Room rates start at €300 per deluxe room a night, including breakfast and parking, compared with €500 normally.

Staff are putting the finishing touches to the new layout at the hotel, which will involve social distancing, perspex screens in certain areas, a new one-way system for moving around the property including separate entrances for entering and exiting, and reduced capacity in its bars, restaurants and banqueting areas.

Shelbourne Hotel manager Lucius Farrell adjusting Covid-19 signage outside the hotel. Photograph: Alan Betson
Shelbourne Hotel manager Lucius Farrell adjusting Covid-19 signage outside the hotel. Photograph: Alan Betson

Staff serving food will wear masks (“thousands” have been bought), as will chefs preparing meals. Guests will have to book slots for breakfast and dinner, the morning food buffet is gone, and the swimming pool will be limited to four people at any one time.

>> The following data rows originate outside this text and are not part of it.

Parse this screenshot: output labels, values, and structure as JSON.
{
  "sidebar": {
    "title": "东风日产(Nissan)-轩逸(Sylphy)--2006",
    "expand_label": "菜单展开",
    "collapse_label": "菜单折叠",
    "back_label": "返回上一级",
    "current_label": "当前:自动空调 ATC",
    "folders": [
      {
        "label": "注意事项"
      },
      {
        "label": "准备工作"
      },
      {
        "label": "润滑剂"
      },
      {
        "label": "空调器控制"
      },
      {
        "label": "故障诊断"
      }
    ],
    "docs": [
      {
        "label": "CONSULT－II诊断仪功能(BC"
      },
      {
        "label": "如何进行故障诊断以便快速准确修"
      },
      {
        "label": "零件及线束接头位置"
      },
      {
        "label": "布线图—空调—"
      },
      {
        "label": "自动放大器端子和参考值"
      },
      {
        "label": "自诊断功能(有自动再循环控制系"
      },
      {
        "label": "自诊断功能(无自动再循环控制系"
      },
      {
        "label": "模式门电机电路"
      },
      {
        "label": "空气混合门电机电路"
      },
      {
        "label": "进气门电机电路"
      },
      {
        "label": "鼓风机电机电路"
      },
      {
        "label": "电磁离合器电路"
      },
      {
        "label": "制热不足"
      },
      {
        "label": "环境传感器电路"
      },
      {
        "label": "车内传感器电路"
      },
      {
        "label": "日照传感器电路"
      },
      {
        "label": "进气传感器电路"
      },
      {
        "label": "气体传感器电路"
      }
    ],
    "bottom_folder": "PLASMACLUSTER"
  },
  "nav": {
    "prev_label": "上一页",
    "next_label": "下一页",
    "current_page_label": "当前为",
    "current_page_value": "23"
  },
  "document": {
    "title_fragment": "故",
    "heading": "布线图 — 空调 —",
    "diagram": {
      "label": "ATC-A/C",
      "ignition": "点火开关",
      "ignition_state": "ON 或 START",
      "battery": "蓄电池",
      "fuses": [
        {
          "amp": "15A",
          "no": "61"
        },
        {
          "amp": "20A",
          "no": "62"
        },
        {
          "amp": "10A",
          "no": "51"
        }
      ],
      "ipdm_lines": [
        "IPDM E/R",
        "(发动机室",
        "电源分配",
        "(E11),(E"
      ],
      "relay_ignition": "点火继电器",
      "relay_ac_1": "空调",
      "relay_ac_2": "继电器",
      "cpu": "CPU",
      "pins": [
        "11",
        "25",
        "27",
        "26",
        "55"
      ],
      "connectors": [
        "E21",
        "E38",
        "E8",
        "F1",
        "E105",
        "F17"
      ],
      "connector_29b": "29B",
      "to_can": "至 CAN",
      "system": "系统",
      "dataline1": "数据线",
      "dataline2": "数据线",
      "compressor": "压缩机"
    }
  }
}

A “toilet butler” will be on hand to manage queues in public areas and an “elevator attendant” will make sure that lifts don’t become overcrowded.

In rooms, hand sanitiser will be provided for guests, robes and slippers will be presented in plastic, snacks have been removed, along with pens and pencils and any glassware will be replaced rather than washed by housekeeping staff.

‘Isolation rooms’

Four “isolation rooms” are also being set aside (two each for staff and guests) should anyone develop Covid symptoms.

Mr Kavanagh is willing to accept these restrictions so that the hotel can once again open for business. “I’m very hopeful that there won’t be customer resistance. And I think they understand the constraints that we’re being put under. We are trying to maintain a high level of hospitality within the guidelines we have been given.”

Paula Bednarek, food and beverage supervisor at the Saddle Room Restaurant in the Shelbourne Hotel. Photograph: Alan Betson
Paula Bednarek, food and beverage supervisor at the Saddle Room Restaurant in the Shelbourne Hotel. Photograph: Alan Betson

The Shelbourne closed mid-March, with the exception of one permanent resident in the hotel, some essential workers and pilots flying cargo for United Airlines.

Mr Kavanagh is under no illusions about the financial challenges still facing the hotel, with its focus shifting from American visitors towards the domestic market. He expects revenue this year will be down by 70 per cent on the €45 million achieved in 2019.

“We’re not going to be making money for a while. In broad terms, 2020 is an utter write-off,” he said.

In terms of American visitors, he’s not expecting a sizeable number of them to travel here until at least March of next year. “There is still some hesitance around the first quarter but it’s gangbusters in terms of forward bookings from March,” he said.